The medusoid is made of silicone and cells from rat heart muscles. (Caltech and Harvard University)
Scientists Build a Jellyfish
Researchers create an artificial jellyfish to learn more about the human heart

The scientists were inspired by the pumping motion made by real jellyfish. (Janna Nawroth / Caltech)
Using silicone and rat heart muscles, scientists have created artificial jellyfish, nicknamed medusoids.
A medusoid is not real jellyfish. But it does act like one. So why did scientists make it? Jellyfish pump their way through water similarly to how human hearts pump to transport blood inside the body. Scientists hope that by understanding how the pumping mechanism of jellyfish works, they can learn more about human hearts.
In 2007, Harvard University researcher Kevin Kit Parker realized that scientists have failed to understand the basics of how heart muscles pump.
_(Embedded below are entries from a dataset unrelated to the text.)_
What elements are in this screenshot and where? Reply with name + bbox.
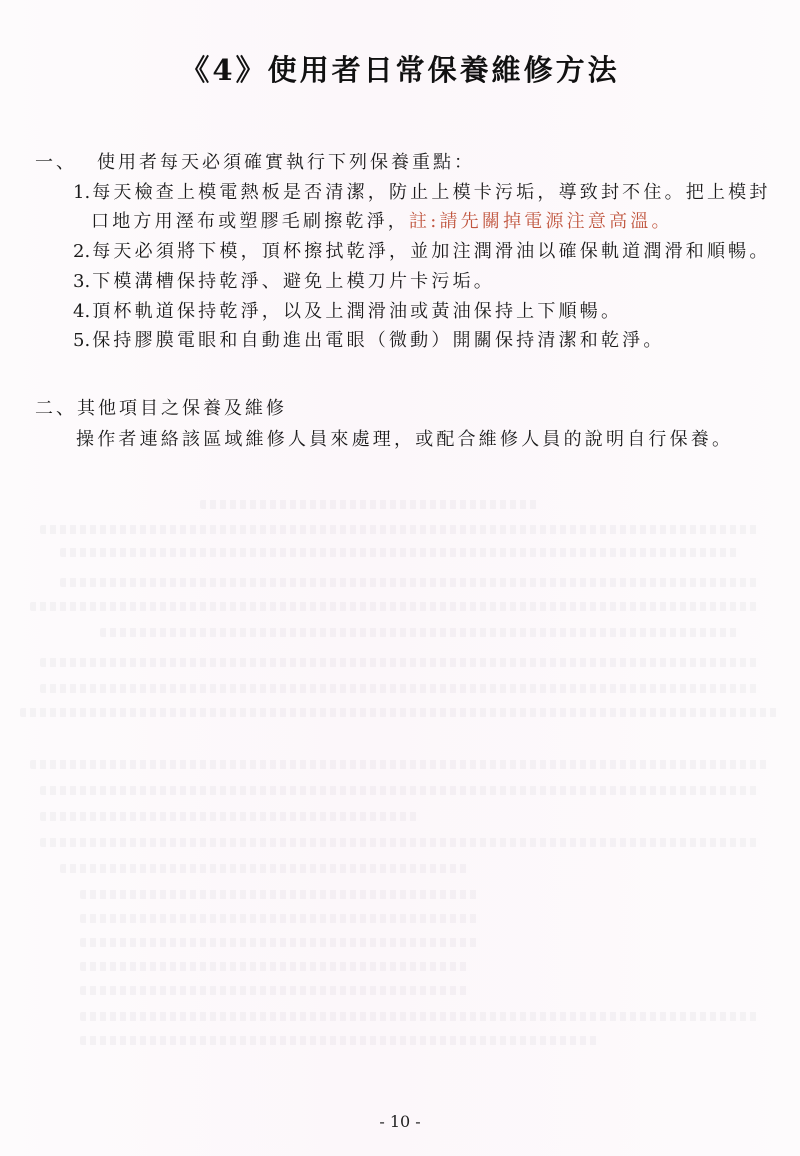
list-item-3: 3.下模溝槽保持乾淨、避免上模刀片卡污垢。 bbox=[73, 267, 495, 293]
bleed-through-artifact bbox=[80, 938, 480, 947]
section-2-body: 操作者連絡該區域維修人員來處理，或配合維修人員的說明自行保養。 bbox=[76, 425, 733, 451]
section-1-heading: 一、使用者每天必須確實執行下列保養重點： bbox=[35, 148, 475, 174]
bleed-through-artifact bbox=[40, 525, 760, 534]
list-item-5-number: 5. bbox=[73, 330, 90, 351]
bleed-through-artifact bbox=[200, 500, 540, 509]
list-item-2-number: 2. bbox=[73, 241, 90, 262]
list-item-5: 5.保持膠膜電眼和自動進出電眼（微動）開關保持清潔和乾淨。 bbox=[73, 326, 665, 352]
list-item-3-number: 3. bbox=[73, 271, 90, 292]
bleed-through-artifact bbox=[80, 1036, 600, 1045]
list-item-5-text: 保持膠膜電眼和自動進出電眼（微動）開關保持清潔和乾淨。 bbox=[92, 330, 664, 351]
list-item-1-text: 每天檢查上模電熱板是否清潔，防止上模卡污垢，導致封不住。把上模封 bbox=[92, 182, 770, 203]
list-item-1-number: 1. bbox=[73, 182, 90, 203]
list-item-3-text: 下模溝槽保持乾淨、避免上模刀片卡污垢。 bbox=[92, 271, 495, 292]
section-2-number: 二、 bbox=[35, 394, 77, 420]
list-item-1-continuation: 口地方用溼布或塑膠毛刷擦乾淨，註:請先關掉電源注意高溫。 bbox=[91, 207, 673, 233]
bleed-through-artifact bbox=[40, 684, 760, 693]
bleed-through-artifact bbox=[60, 548, 740, 557]
bleed-through-artifact bbox=[40, 812, 420, 821]
page-title: 《4》使用者日常保養維修方法 bbox=[0, 48, 800, 89]
bleed-through-artifact bbox=[40, 658, 760, 667]
bleed-through-artifact bbox=[60, 864, 470, 873]
list-item-4-text: 頂杯軌道保持乾淨，以及上潤滑油或黃油保持上下順暢。 bbox=[92, 301, 622, 322]
bleed-through-artifact bbox=[30, 760, 770, 769]
bleed-through-artifact bbox=[20, 708, 780, 717]
list-item-2-text: 每天必須將下模，頂杯擦拭乾淨，並加注潤滑油以確保軌道潤滑和順暢。 bbox=[92, 241, 770, 262]
list-item-4-number: 4. bbox=[73, 301, 90, 322]
bleed-through-artifact bbox=[80, 986, 470, 995]
bleed-through-artifact bbox=[100, 628, 740, 637]
bleed-through-artifact bbox=[80, 914, 480, 923]
bleed-through-artifact bbox=[40, 786, 760, 795]
bleed-through-artifact bbox=[80, 890, 480, 899]
page-number: - 10 - bbox=[0, 1112, 800, 1131]
section-2-heading: 二、其他項目之保養及維修 bbox=[35, 394, 287, 420]
list-item-2: 2.每天必須將下模，頂杯擦拭乾淨，並加注潤滑油以確保軌道潤滑和順暢。 bbox=[73, 237, 771, 263]
section-1-number: 一、 bbox=[35, 148, 97, 174]
bleed-through-artifact bbox=[30, 602, 760, 611]
list-item-4: 4.頂杯軌道保持乾淨，以及上潤滑油或黃油保持上下順暢。 bbox=[73, 297, 622, 323]
bleed-through-artifact bbox=[80, 962, 470, 971]
bleed-through-artifact bbox=[80, 1012, 760, 1021]
bleed-through-artifact bbox=[60, 578, 760, 587]
warning-note: 註:請先關掉電源注意高溫。 bbox=[409, 211, 673, 232]
section-2-title: 其他項目之保養及維修 bbox=[77, 398, 287, 419]
document-page: 《4》使用者日常保養維修方法 一、使用者每天必須確實執行下列保養重點： 1.每天… bbox=[0, 0, 800, 1156]
bleed-through-artifact bbox=[40, 838, 760, 847]
section-1-title: 使用者每天必須確實執行下列保養重點： bbox=[97, 152, 475, 173]
list-item-1-text-2: 口地方用溼布或塑膠毛刷擦乾淨， bbox=[91, 211, 409, 232]
list-item-1: 1.每天檢查上模電熱板是否清潔，防止上模卡污垢，導致封不住。把上模封 bbox=[73, 178, 771, 204]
“Then I saw a jellyfish at the New England Aquarium, and I immediately noted both similarities and differences between how the jellyfish pumps and the human heart,” Parker says. “The similarities help reveal what you need to do to design a bio-inspired pump.”
Parker and his colleagues researched the muscles of jellyfish, how their bodies contract and expand, and how fluids change their movements.
Using elastic material similar to what’s found in jellyfish, the researchers designed a thin membrane (a line of tissue or skin that covers certain organs or cells) with eight appendages to mimic the body of a jellyfish. They then arranged rat cells onto the membrane.
They set a medusoid in a tank, shocked it with electricity, and watched it swim its way through the water, much like a real jellyfish.
The team hopes that its research will be useful in building organ helpers—such as pacemakers, which set a person’s heart rate—using biological materials.